Acoustic model testing
I have downloaded the corpus and trained decision tree clustered triphones with it. Now I would like to evaluate it's performance. Did anyone do this before me (I would like to compare my results so that I could see possible mistakes in my training process)? Is there something like a standardized list of test files?
What I did is that I randomly taken out approx 1600 recordings from the corpus and used it as testing data. At the moment I do not have any language model so I used uniform distribution for transition between words probabilities (+ word transition penalty).
With the complete vocabulary supplied with VoxForge (130k words) the results are the following (the scoring process was similar to the one used in HResults):
%Corr=33,14 Acc=29,80 H=6640 D=4306 S=9093 I=668 N=20039
If I restrict the vocabulary to only those words that can be found in the VoxForge prompts (approx 14k words) the results are a bit better:
%Corr=42,62 Acc=38,52 H=8540 D=4317 S=7182 I=821 N=20039
Since I did not work with a corpus of this size before (most of my previous ASR experiments were done with much smaller corpora and grammar based tasks) I cannot tell whether these results are good or bad. I am not even sure whether it is a good idea to test acoustic models separate from language models.
What I would like to do next is to try to incorporate some kind of language model into it.
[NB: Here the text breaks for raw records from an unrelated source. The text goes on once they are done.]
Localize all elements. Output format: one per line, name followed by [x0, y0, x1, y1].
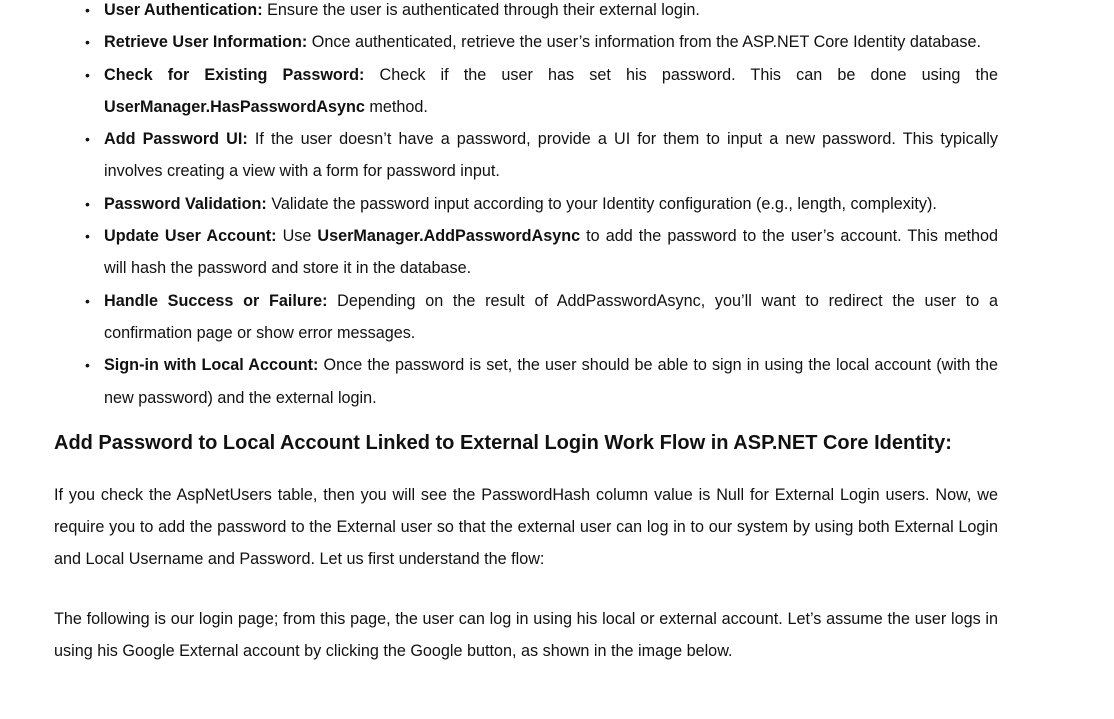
step-title: Add Password UI: — [104, 130, 248, 149]
list-item: • Handle Success or Failure: Depending o… — [54, 285, 998, 350]
list-item: • Check for Existing Password: Check if … — [54, 59, 998, 124]
step-title: Sign-in with Local Account: — [104, 356, 319, 375]
list-item: • User Authentication: Ensure the user i… — [54, 0, 998, 26]
method-name: UserManager.HasPasswordAsync — [104, 97, 365, 116]
paragraph-login-page: The following is our login page; from th… — [54, 609, 998, 661]
paragraph-aspnetusers: If you check the AspNetUsers table, then… — [54, 485, 998, 569]
step-text: Once authenticated, retrieve the user’s … — [307, 33, 981, 52]
bullet-icon: • — [85, 66, 90, 83]
article-content: • User Authentication: Ensure the user i… — [54, 0, 998, 667]
bullet-icon: • — [85, 195, 90, 212]
section-heading: Add Password to Local Account Linked to … — [54, 431, 952, 454]
step-title: Retrieve User Information: — [104, 33, 308, 52]
list-item: • Retrieve User Information: Once authen… — [54, 26, 998, 58]
list-item: • Sign-in with Local Account: Once the p… — [54, 349, 998, 414]
bullet-icon: • — [85, 357, 90, 374]
bullet-icon: • — [85, 2, 90, 18]
workflow-steps-list: • User Authentication: Ensure the user i… — [54, 0, 998, 414]
step-text: Ensure the user is authenticated through… — [262, 1, 700, 19]
step-text: Use — [276, 227, 318, 246]
list-item: • Add Password UI: If the user doesn’t h… — [54, 123, 998, 188]
step-text: Validate the password input according to… — [266, 194, 937, 213]
bullet-icon: • — [85, 131, 90, 148]
list-item: • Password Validation: Validate the pass… — [54, 188, 998, 220]
bullet-icon: • — [85, 292, 90, 309]
step-title: Check for Existing Password: — [104, 65, 365, 84]
step-text: Check if the user has set his password. … — [364, 65, 998, 84]
list-item: • Update User Account: Use UserManager.A… — [54, 220, 998, 285]
step-title: Password Validation: — [104, 194, 267, 213]
method-name: UserManager.AddPasswordAsync — [317, 227, 581, 246]
bullet-icon: • — [85, 34, 90, 51]
step-text-after: method. — [364, 97, 428, 116]
step-title: Handle Success or Failure: — [104, 291, 328, 310]
step-title: Update User Account: — [104, 227, 277, 246]
step-title: User Authentication: — [104, 1, 263, 19]
bullet-icon: • — [85, 228, 90, 245]
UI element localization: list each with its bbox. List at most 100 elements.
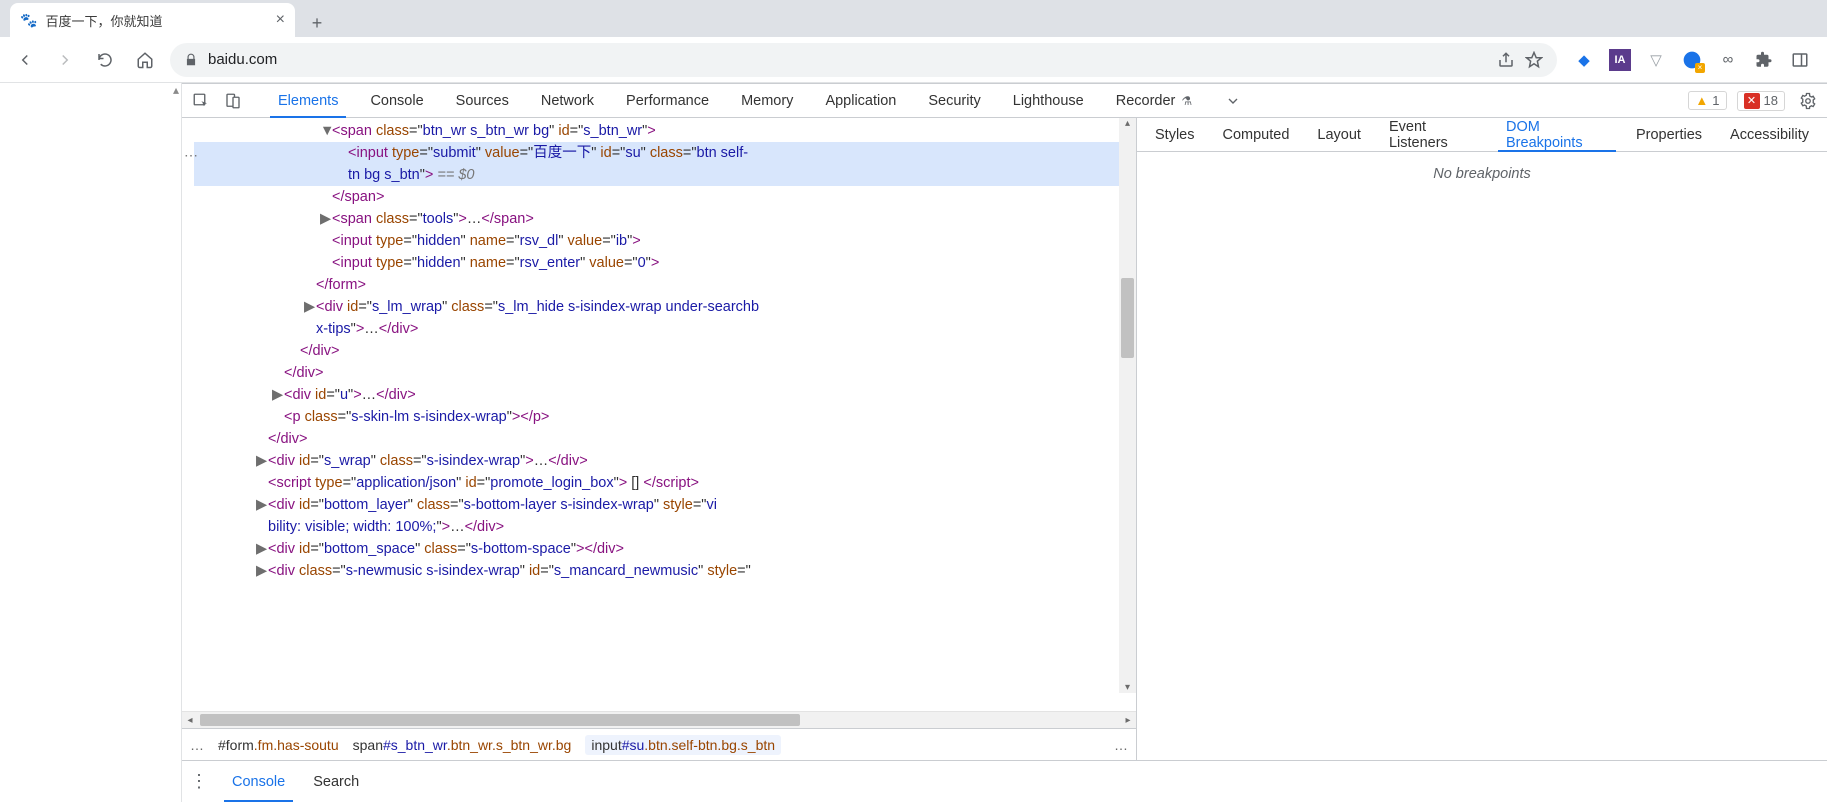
extension-icon[interactable]: ∞ (1717, 49, 1739, 71)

I think even simple unigram LM might help because if I look at the results they often consist of very rare (often non-english) words (e.g. HOW DOES YOUR WAGER LOOK NOW gets recognized as OO HOUT DARES WAAG GOLOB NURRE). Regarding that I would like to ask from which text were the prompts in voxforge generated. I am guessing that text should be used in LM training, I do not think (but maybe I am wrong) that a LM trained from completelly different source would perform very well.
--- (Edited on 2/10/2009 7:50 am [GMT-0600] by tpavelka) ---